Until all that rolls around, there are users still on previous versions of Windows 10. Whether you’re running on Anniversary Update (1607) or Creators Update (1703), you’ll be greeted by build 14393.2097 (KB4077525) or 15063.936 (KB4077528), respectively.
The Fast Ring
Huawei unveiled its MateBook X Pro Windows 10 PC and we took a look at it. Lenovo showed off the Flex 14 and Yoga 730, also running Microsoft's latest OS. Microsoft expanded its collaboration with Xiaomi, centered around the cloud and AI. The Custom Vision service is now being offered in preview, along with an improved Face API and general availability of the Bing Entity Search. Office VP Javier Soltero has moved to a similar position on the Cortana team. Microsoft and Sunseap have signed a 20-year solar power agreement for the software giant's Singapore datacenter. Microsoft wants Congress to create data privacy and data use laws fit for the 21st century.
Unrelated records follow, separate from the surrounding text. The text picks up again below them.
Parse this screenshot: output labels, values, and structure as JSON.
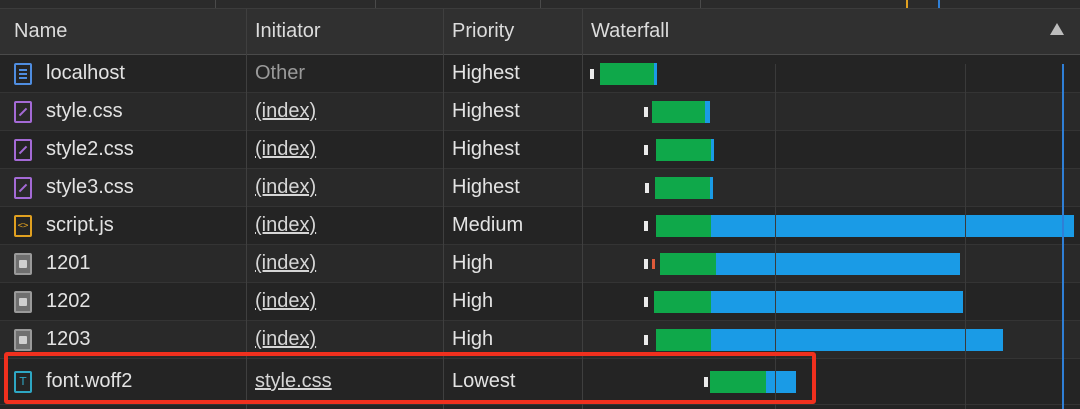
{
  "columns": {
    "name": "Name",
    "initiator": "Initiator",
    "priority": "Priority",
    "waterfall": "Waterfall"
  },
  "rows": [
    {
      "name": "localhost",
      "initiator": "Other",
      "priority": "Highest",
      "icon": "document-icon",
      "initiator_link": false
    },
    {
      "name": "style.css",
      "initiator": "(index)",
      "priority": "Highest",
      "icon": "stylesheet-icon",
      "initiator_link": true
    },
    {
      "name": "style2.css",
      "initiator": "(index)",
      "priority": "Highest",
      "icon": "stylesheet-icon",
      "initiator_link": true
    },
    {
      "name": "style3.css",
      "initiator": "(index)",
      "priority": "Highest",
      "icon": "stylesheet-icon",
      "initiator_link": true
    },
    {
      "name": "script.js",
      "initiator": "(index)",
      "priority": "Medium",
      "icon": "script-icon",
      "initiator_link": true
    },
    {
      "name": "1201",
      "initiator": "(index)",
      "priority": "High",
      "icon": "image-icon",
      "initiator_link": true
    },
    {
      "name": "1202",
      "initiator": "(index)",
      "priority": "High",
      "icon": "image-icon",
      "initiator_link": true
    },
    {
      "name": "1203",
      "initiator": "(index)",
      "priority": "High",
      "icon": "image-icon",
      "initiator_link": true
    },
    {
      "name": "font.woff2",
      "initiator": "style.css",
      "priority": "Lowest",
      "icon": "font-icon",
      "initiator_link": true
    }
  ],
  "colors": {
    "waiting": "#0fa84a",
    "download": "#1a9be6",
    "highlight": "#f0301e"
  }
}
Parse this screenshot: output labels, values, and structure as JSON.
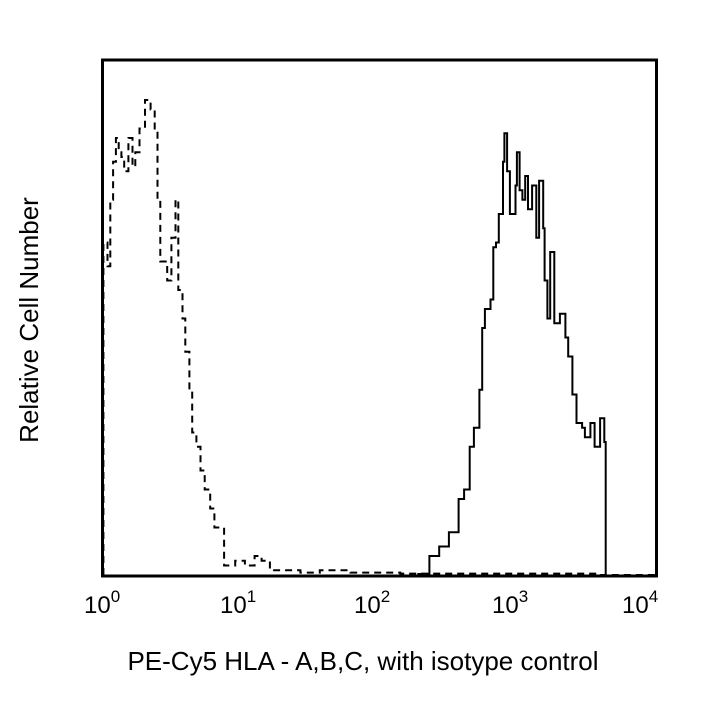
{
  "chart_data": {
    "type": "line",
    "subtype": "flow-cytometry-histogram-overlay",
    "title": "",
    "xlabel": "PE-Cy5 HLA - A,B,C, with isotype control",
    "ylabel": "Relative Cell Number",
    "x_scale": "log",
    "xlim": [
      1,
      10000
    ],
    "ylim": [
      0,
      100
    ],
    "grid": false,
    "legend": null,
    "x_ticks": [
      {
        "base": "10",
        "exp": "0",
        "value": 1
      },
      {
        "base": "10",
        "exp": "1",
        "value": 10
      },
      {
        "base": "10",
        "exp": "2",
        "value": 100
      },
      {
        "base": "10",
        "exp": "3",
        "value": 1000
      },
      {
        "base": "10",
        "exp": "4",
        "value": 10000
      }
    ],
    "series": [
      {
        "name": "isotype control",
        "style": "dashed",
        "color": "#000000",
        "log10_x": [
          0.01,
          0.04,
          0.06,
          0.08,
          0.1,
          0.12,
          0.14,
          0.16,
          0.19,
          0.22,
          0.24,
          0.27,
          0.31,
          0.35,
          0.38,
          0.4,
          0.42,
          0.47,
          0.5,
          0.53,
          0.55,
          0.58,
          0.6,
          0.63,
          0.65,
          0.68,
          0.71,
          0.74,
          0.78,
          0.81,
          0.88,
          0.96,
          1.03,
          1.1,
          1.15,
          1.21,
          1.28,
          1.43,
          1.57,
          1.79,
          2.15,
          2.51,
          2.87,
          3.59
        ],
        "values": [
          70,
          65,
          79,
          87,
          92,
          89,
          88,
          85,
          92,
          86,
          89,
          94,
          100,
          98,
          94,
          79,
          66,
          62,
          71,
          79,
          60,
          54,
          47,
          39,
          30,
          27,
          22,
          18,
          14,
          10,
          2,
          3,
          2,
          4,
          3,
          1,
          1,
          0.5,
          1,
          0.5,
          0.3,
          0.3,
          0.3,
          0
        ]
      },
      {
        "name": "PE-Cy5 HLA-A,B,C",
        "style": "solid",
        "color": "#000000",
        "log10_x": [
          2.28,
          2.36,
          2.43,
          2.5,
          2.57,
          2.61,
          2.65,
          2.68,
          2.72,
          2.74,
          2.76,
          2.8,
          2.82,
          2.84,
          2.86,
          2.89,
          2.9,
          2.92,
          2.94,
          2.98,
          2.99,
          3.01,
          3.03,
          3.05,
          3.07,
          3.1,
          3.13,
          3.15,
          3.18,
          3.19,
          3.21,
          3.23,
          3.26,
          3.3,
          3.34,
          3.36,
          3.39,
          3.42,
          3.46,
          3.48,
          3.52,
          3.55,
          3.59,
          3.62,
          3.63
        ],
        "values": [
          0.2,
          4,
          6,
          9,
          16,
          18,
          27,
          31,
          39,
          52,
          56,
          58,
          69,
          70,
          76,
          87,
          93,
          85,
          76,
          82,
          89,
          81,
          79,
          84,
          77,
          82,
          71,
          83,
          73,
          62,
          54,
          68,
          53,
          55,
          50,
          46,
          38,
          32,
          31,
          29,
          32,
          27,
          33,
          28,
          0
        ]
      }
    ]
  },
  "axes": {
    "x_title": "PE-Cy5 HLA - A,B,C, with isotype control",
    "y_title": "Relative Cell Number",
    "tick_base": [
      "10",
      "10",
      "10",
      "10",
      "10"
    ],
    "tick_exp": [
      "0",
      "1",
      "2",
      "3",
      "4"
    ]
  }
}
Logging off
We end on a rather strange note with Microsoft’s ever more complicated approach of support for its mobile devices.
In one of the most bizarre will they / won’t they iterations to date, the Redmond giant has relisted its Lumia 550, 650, 950, and 950 XL handsets in the online store in the United States. For $139 you can have the lower-end 550, $199 nets you the Dual SIM 650, while the 950 and 950 XL go for $399 and $499. All pricing is for the unlocked variants.
How long these will be available to purchase is really anyone’s guess, as the Windows Mobile strategy seems to be as blurry as the Fluent Design app borders.